DerrickWood / kraken2

The second version of the Kraken taxonomic sequence classification system
MIT License
714 stars 271 forks source link

kraken2-build doesn't follow symlinked library subdirectories #568

Open sconlan opened 2 years ago

sconlan commented 2 years ago

I was trying to be clever and created a directory structure like:

krakendb1 |--library

Inside krakendb1/library I symbolically linked to downloaded and processed bacteria, fungi, human, etc...

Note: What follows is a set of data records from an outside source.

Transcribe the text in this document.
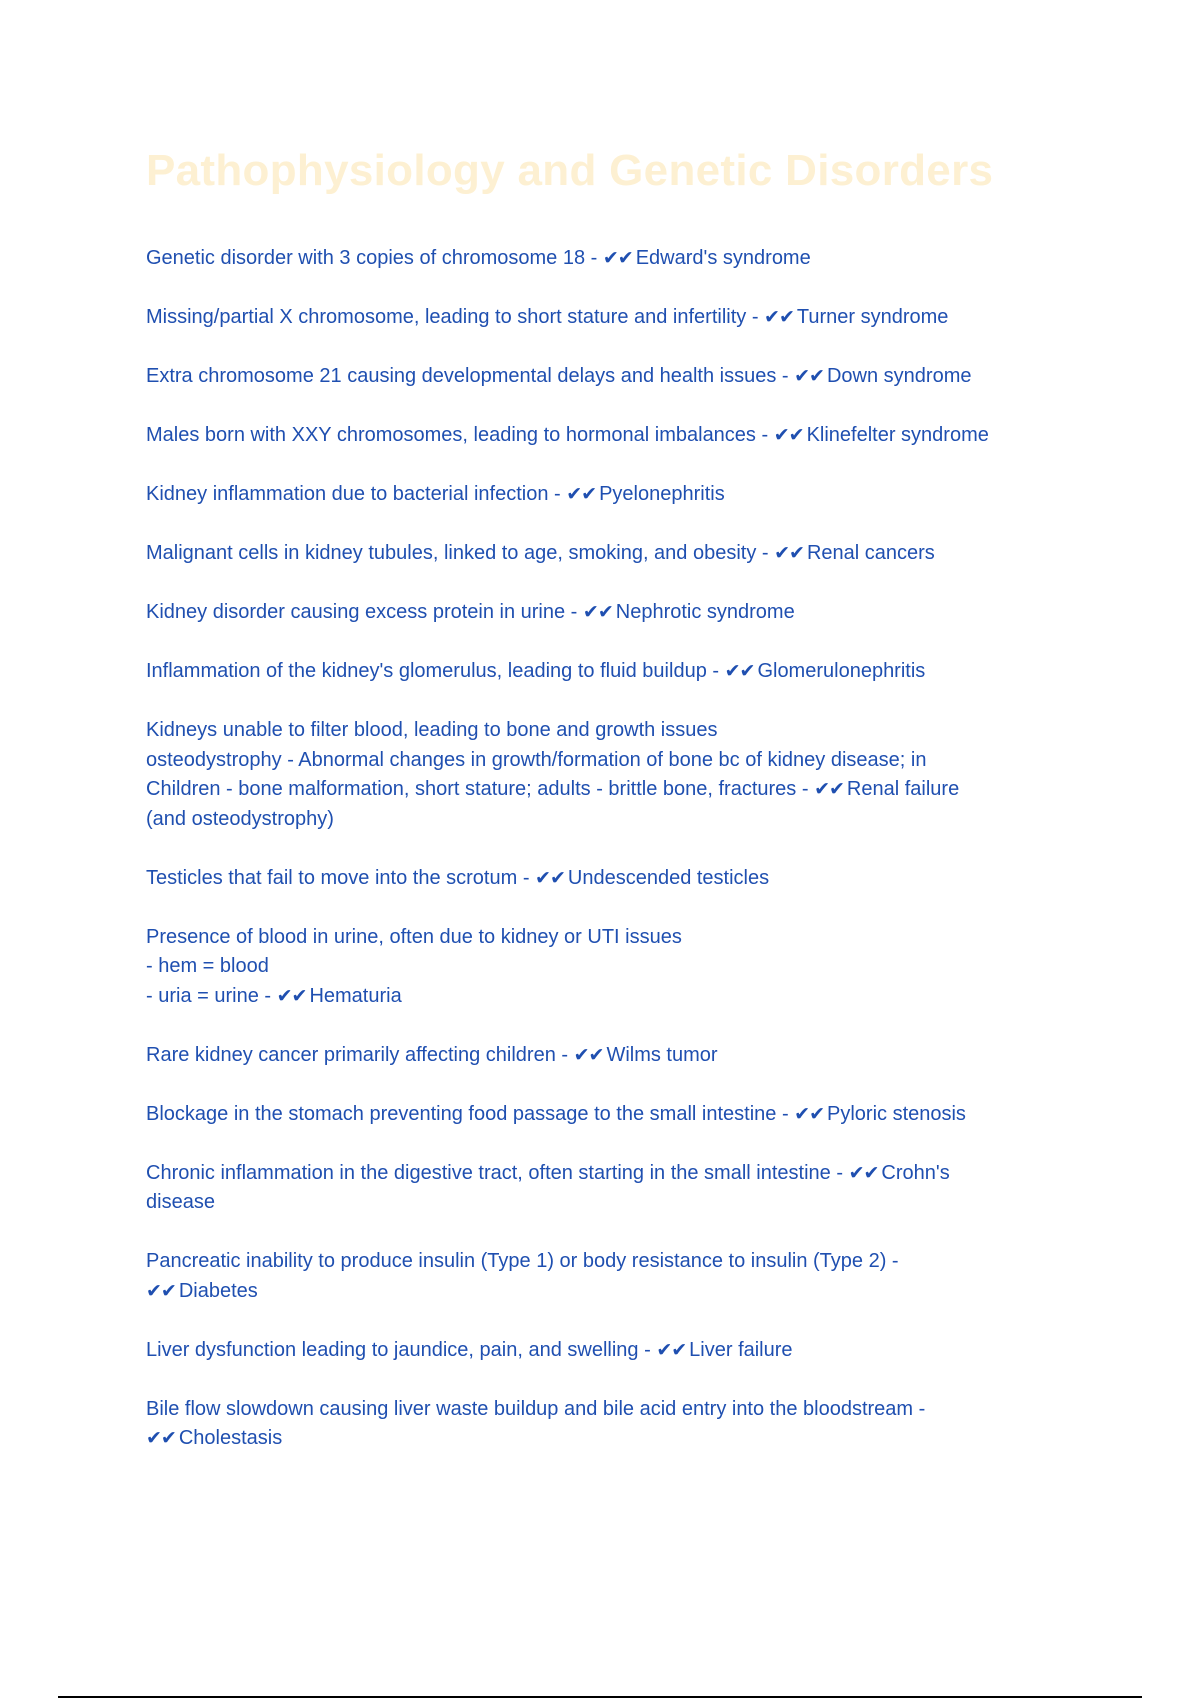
Pathophysiology and Genetic Disorders
Genetic disorder with 3 copies of chromosome 18 - ✔✔ Edward's syndrome
Missing/partial X chromosome, leading to short stature and infertility - ✔✔ Turner syndrome
Extra chromosome 21 causing developmental delays and health issues - ✔✔ Down syndrome
Males born with XXY chromosomes, leading to hormonal imbalances - ✔✔ Klinefelter syndrome
Kidney inflammation due to bacterial infection - ✔✔ Pyelonephritis
Malignant cells in kidney tubules, linked to age, smoking, and obesity - ✔✔ Renal cancers
Kidney disorder causing excess protein in urine - ✔✔ Nephrotic syndrome
Inflammation of the kidney's glomerulus, leading to fluid buildup - ✔✔ Glomerulonephritis
Kidneys unable to filter blood, leading to bone and growth issues
osteodystrophy - Abnormal changes in growth/formation of bone bc of kidney disease; in
Children - bone malformation, short stature; adults - brittle bone, fractures - ✔✔ Renal failure
(and osteodystrophy)
Testicles that fail to move into the scrotum - ✔✔ Undescended testicles
Presence of blood in urine, often due to kidney or UTI issues
- hem = blood
- uria = urine - ✔✔ Hematuria
Rare kidney cancer primarily affecting children - ✔✔ Wilms tumor
Blockage in the stomach preventing food passage to the small intestine - ✔✔ Pyloric stenosis
Chronic inflammation in the digestive tract, often starting in the small intestine - ✔✔ Crohn's
disease
Pancreatic inability to produce insulin (Type 1) or body resistance to insulin (Type 2) -
✔✔ Diabetes
Liver dysfunction leading to jaundice, pain, and swelling - ✔✔ Liver failure
Bile flow slowdown causing liver waste buildup and bile acid entry into the bloodstream -
✔✔ Cholestasis
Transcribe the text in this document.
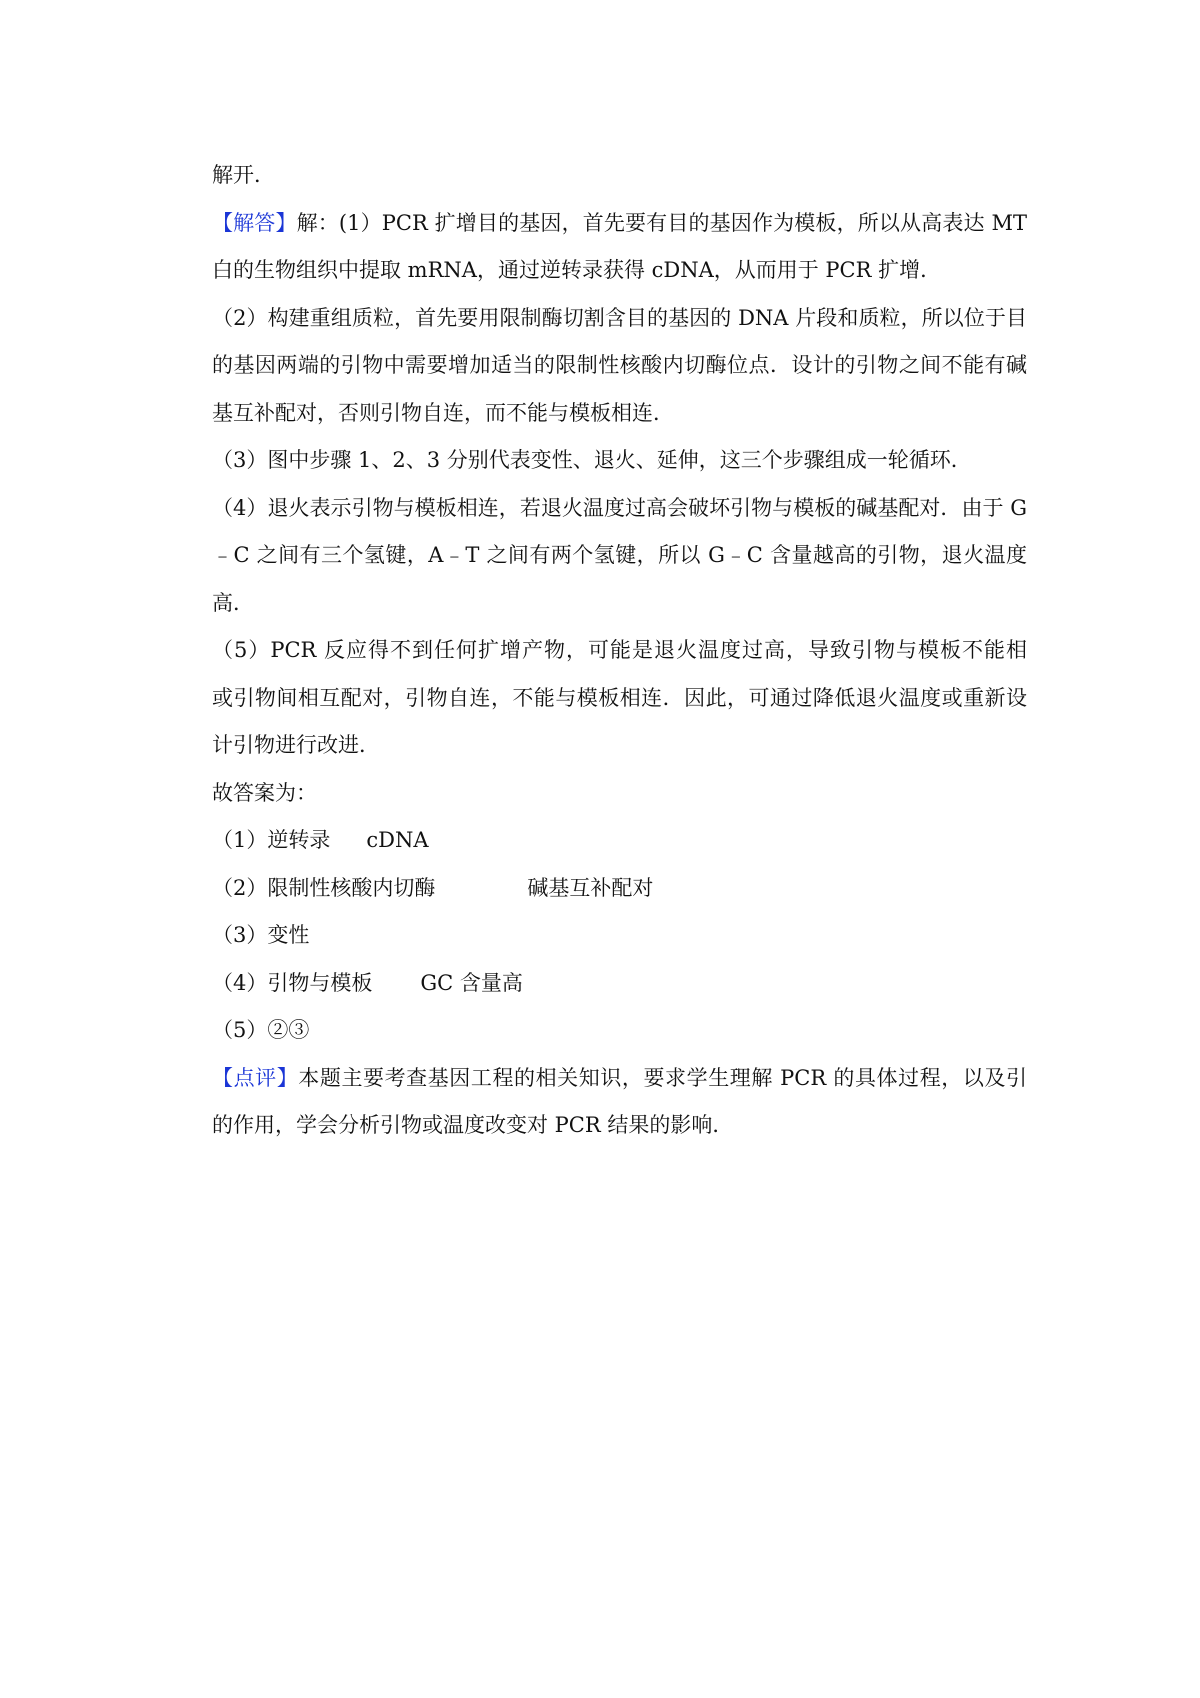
解开．
【解答】解：(1）PCR 扩增目的基因，首先要有目的基因作为模板，所以从高表达 MT
白的生物组织中提取 mRNA，通过逆转录获得 cDNA，从而用于 PCR 扩增．
（2）构建重组质粒，首先要用限制酶切割含目的基因的 DNA 片段和质粒，所以位于目
的基因两端的引物中需要增加适当的限制性核酸内切酶位点．设计的引物之间不能有碱
基互补配对，否则引物自连，而不能与模板相连．
（3）图中步骤 1、2、3 分别代表变性、退火、延伸，这三个步骤组成一轮循环．
（4）退火表示引物与模板相连，若退火温度过高会破坏引物与模板的碱基配对．由于 G
﹣C 之间有三个氢键，A﹣T 之间有两个氢键，所以 G﹣C 含量越高的引物，退火温度
高．
（5）PCR 反应得不到任何扩增产物，可能是退火温度过高，导致引物与模板不能相
或引物间相互配对，引物自连，不能与模板相连．因此，可通过降低退火温度或重新设
计引物进行改进．
故答案为：
（1）逆转录 cDNA
（2）限制性核酸内切酶	碱基互补配对
（3）变性
（4）引物与模板 GC 含量高
（5）②③
【点评】本题主要考查基因工程的相关知识，要求学生理解 PCR 的具体过程，以及引
的作用，学会分析引物或温度改变对 PCR 结果的影响．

krakendb1 |--library |--bacteria -> /somepath/bacteria |--fungi -> /somepath/fungi

This is nice because you could build several different databases krakendb1, krakendb2... using the same base RefSeq download. I'm trying different combinations of additional genomes added. Unfortunatelty, the build script can't see the symbolically linked libraries. I think it is because of the find command called by build_kraken2_db doesn't traverse links: find library/ '(' -name '.fna' -o -name '.faa' ')' -print0

It works OK if you symbolically link to the entire library directory but that causes problems if you want to add genomes using kraken2-build --add-to-library

Adding -L to the find command could fix the issue but maybe it breaks things elsewhere?

jenniferlu717 commented 2 years ago

Can you submit a pull request for this update?

sconlan commented 2 years ago

I can give it a try, give me a couple weeks.